Pour clore les échanges, c’est Tony Elumelu en personne, lePCA de UBA, qui est venu dire sa vision et son engagement pour le développement de l’Afrique. Un développement centré sur un secteur privé novateur, un développement axé sur l’ingéniosité et la créativité des entrepreneurs africains.

Un cocktail offert au 18ème étage du siège a mis fin à la première journée.

Au deuxième jour, l’événement a porté sur l’avenir et la nécessaire synergie entre le secteur privé et le secteur public autour d’un panel. Il s’est agi d’une interaction avec des décideurs et le secteur privé.

Les animateurs du panel (ph: TEF)

Le panel «Comment renforcer les politiques publiques pour accompagner le secteur privé?» a été introduit par Tony Elumelu. Il a appelé Lionel Zinsou, l’ancien Premier ministre béninois, pour la modération et comme panelistes le richissime homme d’affaires Aliko Dangote, les gouverneurs de Kaduna, de Katsina et de Zamfara. Mais avant, l’on a écouté un message du président du Sénégal, Macky Sall, qui félicite l’initiative de Tony Elumelu.

De gauche à droite, Zinsou, Dangote et Elumelu (ph: TEF)

Aliko Dangote, l’homme le plus riche d’Afrique, a raconté sa propre histoire pour lancer la discussion. Il a débuté dans l’import-export dans les années 78 mais aujourd’hui il est à la tête d’un véritable empire. «Soyez discrets mais pas invisibles, n’ayez pas peur de l’échec mais sachez rebondir», a-t-il conseillé aux jeunes entrepreneurs. Pour lui, le potentiel africain est très grand comme le domaine de l’agriculture. Il faut donc créer la richesse. Il a donné ses recommandations pour le futur de l’Afrique.
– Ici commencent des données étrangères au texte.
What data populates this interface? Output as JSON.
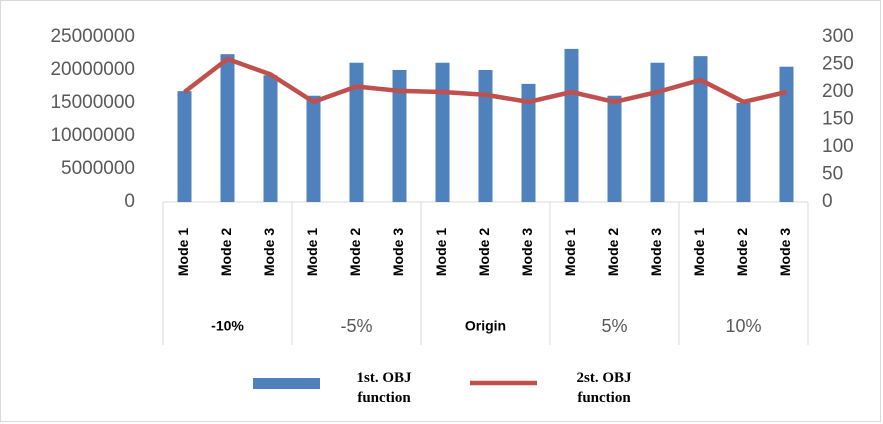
{
  "chart_data": {
    "type": "bar-line",
    "categories": [
      "Mode 1",
      "Mode 2",
      "Mode 3",
      "Mode 1",
      "Mode 2",
      "Mode 3",
      "Mode 1",
      "Mode 2",
      "Mode 3",
      "Mode 1",
      "Mode 2",
      "Mode 3",
      "Mode 1",
      "Mode 2",
      "Mode 3"
    ],
    "groups": [
      "-10%",
      "-5%",
      "Origin",
      "5%",
      "10%"
    ],
    "series": [
      {
        "name": "1st. OBJ function",
        "type": "bar",
        "color": "#4f81bd",
        "values": [
          16800000,
          22400000,
          19200000,
          16100000,
          21100000,
          20000000,
          21100000,
          20000000,
          17900000,
          23200000,
          16100000,
          21100000,
          22100000,
          15000000,
          20500000
        ]
      },
      {
        "name": "2st. OBJ function",
        "type": "line",
        "axis": "y2",
        "color": "#c0504d",
        "values": [
          200,
          260,
          232,
          182,
          210,
          202,
          200,
          195,
          182,
          200,
          182,
          200,
          222,
          182,
          200
        ]
      }
    ],
    "ylim": [
      0,
      25000000
    ],
    "yticks": [
      0,
      5000000,
      10000000,
      15000000,
      20000000,
      25000000
    ],
    "y2lim": [
      0,
      300
    ],
    "y2ticks": [
      0,
      50,
      100,
      150,
      200,
      250,
      300
    ]
  }
}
Il conseille aux jeunes africains de ne pas compter sur les gouvernements pour créer les emplois mais de compter sur les entrepreneurs. Le rôle des Etats devrait être d’asseoir les conditions d’un environnement favorable au secteur privé.
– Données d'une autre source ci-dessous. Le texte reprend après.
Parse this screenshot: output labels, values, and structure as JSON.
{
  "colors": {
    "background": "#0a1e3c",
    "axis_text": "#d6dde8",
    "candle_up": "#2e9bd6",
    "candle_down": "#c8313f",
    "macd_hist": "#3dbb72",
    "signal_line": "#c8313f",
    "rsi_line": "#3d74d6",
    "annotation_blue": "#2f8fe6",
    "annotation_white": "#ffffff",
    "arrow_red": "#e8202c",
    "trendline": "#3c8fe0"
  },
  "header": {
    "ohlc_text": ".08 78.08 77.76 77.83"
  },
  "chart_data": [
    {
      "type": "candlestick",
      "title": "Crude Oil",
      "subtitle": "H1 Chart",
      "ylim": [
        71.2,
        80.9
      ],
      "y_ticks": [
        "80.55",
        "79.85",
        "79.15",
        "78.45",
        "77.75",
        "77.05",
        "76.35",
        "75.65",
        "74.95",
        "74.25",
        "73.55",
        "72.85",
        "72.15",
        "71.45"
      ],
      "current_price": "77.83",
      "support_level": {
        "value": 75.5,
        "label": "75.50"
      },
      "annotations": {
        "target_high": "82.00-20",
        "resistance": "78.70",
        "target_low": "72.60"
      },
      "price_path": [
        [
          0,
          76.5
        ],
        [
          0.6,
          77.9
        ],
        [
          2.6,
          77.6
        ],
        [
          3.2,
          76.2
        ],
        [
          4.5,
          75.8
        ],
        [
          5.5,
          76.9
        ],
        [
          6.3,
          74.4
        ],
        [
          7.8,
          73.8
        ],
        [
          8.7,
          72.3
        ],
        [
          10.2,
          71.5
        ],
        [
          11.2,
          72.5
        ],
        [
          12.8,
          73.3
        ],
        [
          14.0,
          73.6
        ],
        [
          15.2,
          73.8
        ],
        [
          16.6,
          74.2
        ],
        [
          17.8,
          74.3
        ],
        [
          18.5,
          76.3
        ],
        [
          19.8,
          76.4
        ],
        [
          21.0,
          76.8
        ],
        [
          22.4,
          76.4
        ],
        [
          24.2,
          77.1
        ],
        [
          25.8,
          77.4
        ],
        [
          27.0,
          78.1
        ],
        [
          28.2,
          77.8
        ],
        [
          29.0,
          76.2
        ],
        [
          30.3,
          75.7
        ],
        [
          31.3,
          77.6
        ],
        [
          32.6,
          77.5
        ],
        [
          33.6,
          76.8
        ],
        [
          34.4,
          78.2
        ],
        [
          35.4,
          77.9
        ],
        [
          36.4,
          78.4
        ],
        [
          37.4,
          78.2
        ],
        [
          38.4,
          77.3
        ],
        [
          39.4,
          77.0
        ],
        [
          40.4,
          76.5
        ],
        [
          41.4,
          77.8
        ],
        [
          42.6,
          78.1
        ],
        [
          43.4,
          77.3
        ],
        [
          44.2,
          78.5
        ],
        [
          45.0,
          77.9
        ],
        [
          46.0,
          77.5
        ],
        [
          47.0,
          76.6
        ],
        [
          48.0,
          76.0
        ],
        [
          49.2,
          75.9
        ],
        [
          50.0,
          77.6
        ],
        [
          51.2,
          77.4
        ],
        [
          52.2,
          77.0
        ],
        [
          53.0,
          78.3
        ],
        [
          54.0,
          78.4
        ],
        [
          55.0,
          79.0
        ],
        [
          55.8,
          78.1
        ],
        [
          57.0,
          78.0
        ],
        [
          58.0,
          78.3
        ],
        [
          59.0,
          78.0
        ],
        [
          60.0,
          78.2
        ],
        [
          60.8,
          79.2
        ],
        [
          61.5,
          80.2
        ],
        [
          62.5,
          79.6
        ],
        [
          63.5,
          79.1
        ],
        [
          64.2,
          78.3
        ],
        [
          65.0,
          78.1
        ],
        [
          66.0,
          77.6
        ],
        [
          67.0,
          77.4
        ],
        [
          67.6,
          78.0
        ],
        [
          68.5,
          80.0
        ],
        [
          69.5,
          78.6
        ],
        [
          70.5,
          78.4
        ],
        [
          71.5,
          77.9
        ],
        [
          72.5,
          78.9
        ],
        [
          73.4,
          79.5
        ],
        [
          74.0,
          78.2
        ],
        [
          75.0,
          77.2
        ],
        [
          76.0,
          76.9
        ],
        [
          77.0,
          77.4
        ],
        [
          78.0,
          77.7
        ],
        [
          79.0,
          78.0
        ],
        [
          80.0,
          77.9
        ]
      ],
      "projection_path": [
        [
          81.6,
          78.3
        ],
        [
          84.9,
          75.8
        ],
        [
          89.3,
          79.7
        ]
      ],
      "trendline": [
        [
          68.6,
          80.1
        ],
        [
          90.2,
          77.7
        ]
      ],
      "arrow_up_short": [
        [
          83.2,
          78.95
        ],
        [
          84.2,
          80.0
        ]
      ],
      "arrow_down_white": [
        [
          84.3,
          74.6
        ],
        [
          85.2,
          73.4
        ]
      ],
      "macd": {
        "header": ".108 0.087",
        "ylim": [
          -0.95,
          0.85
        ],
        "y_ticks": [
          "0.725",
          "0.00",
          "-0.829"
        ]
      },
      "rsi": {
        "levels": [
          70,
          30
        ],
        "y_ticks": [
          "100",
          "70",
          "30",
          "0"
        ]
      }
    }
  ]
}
La signature des accords (ph: TEF)

Il a aussi noté la nécessité d’intégrer toute la chaîne de valeur dans les activités. Auparavant, son groupe importait le sucre du Brésil pour le raffiner. De nos jours, il a développé sa propre culture de la canne à sucre. Plus besoin donc de sortir de l’argent. Dangote fait en sorte que les filiales de son groupe soient interdépendantes. Le transport des marchandises produites est assuré par une filiale transport du groupe.

Le magnat a aussi la forte conviction que l’avenir de l’Afrique se trouve dans l’agriculture. En plus donc du sucre, il a des rizières, il produit des engrais, de l’énergie. Son ambition est de nourrir le Nigeria et l’Afrique de l’Ouest.
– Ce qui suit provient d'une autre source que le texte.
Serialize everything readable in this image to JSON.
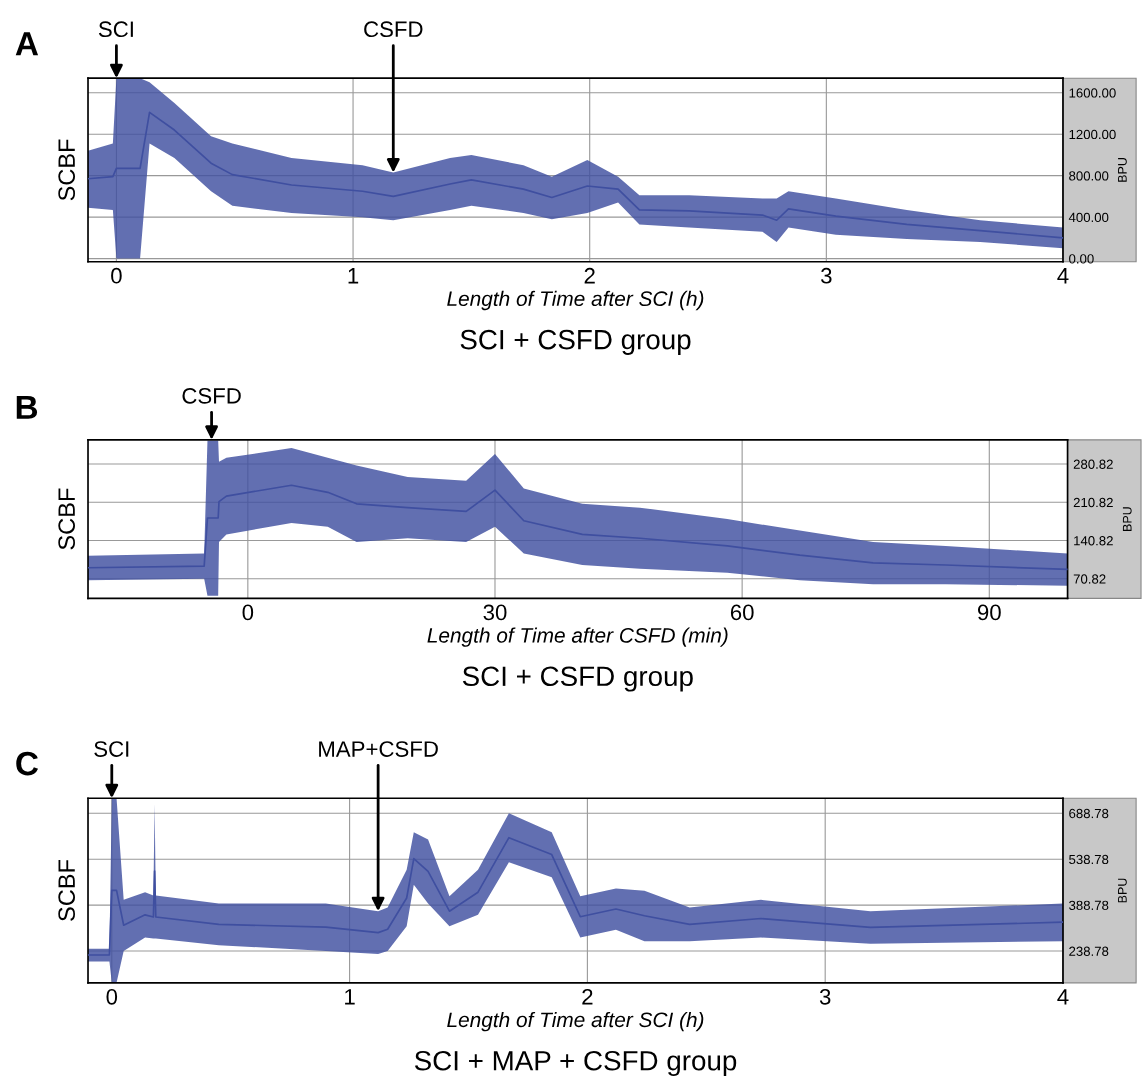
{
  "chart_data": [
    {
      "type": "line",
      "title": "A",
      "subtitle": "SCI + CSFD group",
      "xlabel": "Length of Time after SCI (h)",
      "ylabel": "SCBF",
      "annotations": [
        "BPU",
        {
          "text": "SCI",
          "x": 0,
          "y": 1740
        },
        {
          "text": "CSFD",
          "x": 1.17,
          "y": 830
        }
      ],
      "xlim": [
        -0.12,
        4.0
      ],
      "xticks": [
        0,
        1,
        2,
        3,
        4
      ],
      "ylim": [
        -30,
        1740
      ],
      "yticks": [
        {
          "value": 0,
          "label": "0.00"
        },
        {
          "value": 400,
          "label": "400.00"
        },
        {
          "value": 800,
          "label": "800.00"
        },
        {
          "value": 1200,
          "label": "1200.00"
        },
        {
          "value": 1600,
          "label": "1600.00"
        }
      ],
      "grid": true,
      "marker": "none",
      "line_style": "solid",
      "series": [
        {
          "color": "#3f4fa0",
          "x": [
            -0.12,
            -0.015,
            0.0,
            0.1,
            0.14,
            0.245,
            0.4,
            0.49,
            0.74,
            1.04,
            1.17,
            1.41,
            1.5,
            1.72,
            1.84,
            1.99,
            2.12,
            2.21,
            2.42,
            2.73,
            2.79,
            2.84,
            3.04,
            3.34,
            3.65,
            4.0
          ],
          "upper": [
            1040,
            1110,
            1740,
            1740,
            1700,
            1500,
            1180,
            1110,
            970,
            900,
            830,
            970,
            1000,
            900,
            790,
            950,
            790,
            610,
            610,
            580,
            580,
            650,
            580,
            470,
            370,
            300
          ],
          "lower": [
            490,
            470,
            0,
            0,
            1110,
            970,
            650,
            510,
            440,
            400,
            370,
            470,
            510,
            440,
            380,
            440,
            540,
            330,
            300,
            260,
            160,
            300,
            230,
            190,
            160,
            100
          ],
          "values": [
            770,
            790,
            870,
            870,
            1410,
            1240,
            920,
            810,
            710,
            650,
            600,
            720,
            760,
            670,
            590,
            700,
            670,
            470,
            460,
            420,
            370,
            480,
            410,
            330,
            270,
            200
          ]
        }
      ]
    },
    {
      "type": "line",
      "title": "B",
      "subtitle": "SCI + CSFD group",
      "xlabel": "Length of Time after CSFD (min)",
      "ylabel": "SCBF",
      "annotations": [
        "BPU",
        {
          "text": "CSFD",
          "x": -4.4,
          "y": 325
        }
      ],
      "xlim": [
        -19.4,
        99.5
      ],
      "xticks": [
        0,
        30,
        60,
        90
      ],
      "ylim": [
        35,
        325
      ],
      "yticks": [
        70.82,
        140.82,
        210.82,
        280.82
      ],
      "grid": true,
      "marker": "none",
      "line_style": "solid",
      "series": [
        {
          "color": "#3f4fa0",
          "x": [
            -19.4,
            -5.3,
            -4.9,
            -3.6,
            -3.5,
            -2.6,
            5.3,
            9.7,
            13.2,
            19.4,
            26.5,
            30,
            33.5,
            40.6,
            47.6,
            58.2,
            67,
            75.9,
            84.7,
            99.5
          ],
          "upper": [
            113,
            117,
            324,
            324,
            285,
            292,
            310,
            292,
            278,
            257,
            250,
            299,
            236,
            208,
            201,
            180,
            159,
            138,
            131,
            117
          ],
          "lower": [
            68,
            71,
            40,
            40,
            138,
            152,
            173,
            166,
            138,
            145,
            138,
            166,
            117,
            96,
            89,
            82,
            68,
            61,
            61,
            58
          ],
          "values": [
            91,
            94,
            182,
            182,
            212,
            222,
            242,
            229,
            208,
            201,
            194,
            233,
            177,
            152,
            145,
            131,
            114,
            100,
            96,
            88
          ]
        }
      ]
    },
    {
      "type": "line",
      "title": "C",
      "subtitle": "SCI + MAP + CSFD group",
      "xlabel": "Length of Time after SCI (h)",
      "ylabel": "SCBF",
      "annotations": [
        "BPU",
        {
          "text": "SCI",
          "x": 0,
          "y": 738
        },
        {
          "text": "MAP+CSFD",
          "x": 1.12,
          "y": 369
        }
      ],
      "xlim": [
        -0.1,
        4.0
      ],
      "xticks": [
        0,
        1,
        2,
        3,
        4
      ],
      "ylim": [
        135,
        738
      ],
      "yticks": [
        238.78,
        388.78,
        538.78,
        688.78
      ],
      "grid": true,
      "marker": "none",
      "line_style": "solid",
      "series": [
        {
          "color": "#3f4fa0",
          "x": [
            -0.1,
            -0.01,
            0.0,
            0.02,
            0.05,
            0.14,
            0.175,
            0.18,
            0.185,
            0.45,
            0.9,
            1.12,
            1.16,
            1.24,
            1.27,
            1.33,
            1.42,
            1.54,
            1.67,
            1.85,
            1.97,
            2.12,
            2.24,
            2.43,
            2.73,
            3.19,
            4.0
          ],
          "upper": [
            246,
            246,
            738,
            738,
            406,
            431,
            420,
            720,
            420,
            394,
            394,
            369,
            381,
            504,
            627,
            603,
            418,
            504,
            689,
            627,
            418,
            443,
            436,
            381,
            406,
            369,
            394
          ],
          "lower": [
            205,
            205,
            135,
            135,
            239,
            283,
            280,
            280,
            280,
            258,
            239,
            229,
            239,
            320,
            455,
            394,
            320,
            357,
            529,
            480,
            283,
            308,
            271,
            271,
            283,
            263,
            271
          ],
          "values": [
            226,
            226,
            437,
            437,
            323,
            357,
            350,
            500,
            350,
            326,
            317,
            299,
            310,
            412,
            541,
            499,
            369,
            431,
            609,
            554,
            351,
            376,
            354,
            326,
            345,
            316,
            333
          ]
        }
      ]
    }
  ]
}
Rêver en grand et investir à long terme est aussi son créneau. Ayant fait fortune dans des secteurs autres que le pétrole, il voudrait aujourd’hui investir dans une raffinerie qui pourra alimenter les marchés de la sous-région. Il produit déjà du gaz.

Le vice-président du Nigeria (ph: TEF)

Pour lui, la clé du succès, c’est de ne jamais abandonner après un échec et de choisir le moment opportun pour investir.

Pendant que le panel se déroulait qu’est entré dans l’amphi le vice-président du Nigeria, Professeur Yemi Osibanjo, sous les applaudissements du public. Hymne national puis retour au panel.

Récompense des meilleures réussites (ph: TEF)

A la fin, il y a eu une remise de récompenses aux anciens bénéficiaires qui sont des exemples. Il y a eu également la signature d’un mémorandum d’accord avec l’AFD et le PNUD et un accord entre la Fondation Tony Elumelu et le PNUD. La journée et le 3ème Forum des entrepreneurs de la Fondation Tony Elumelu ont été clos par le vice-président du Nigéria, à travers une adresse. « La tyrannie de l’histoire », tel est le thème de son discours que nous vous proposerons demain.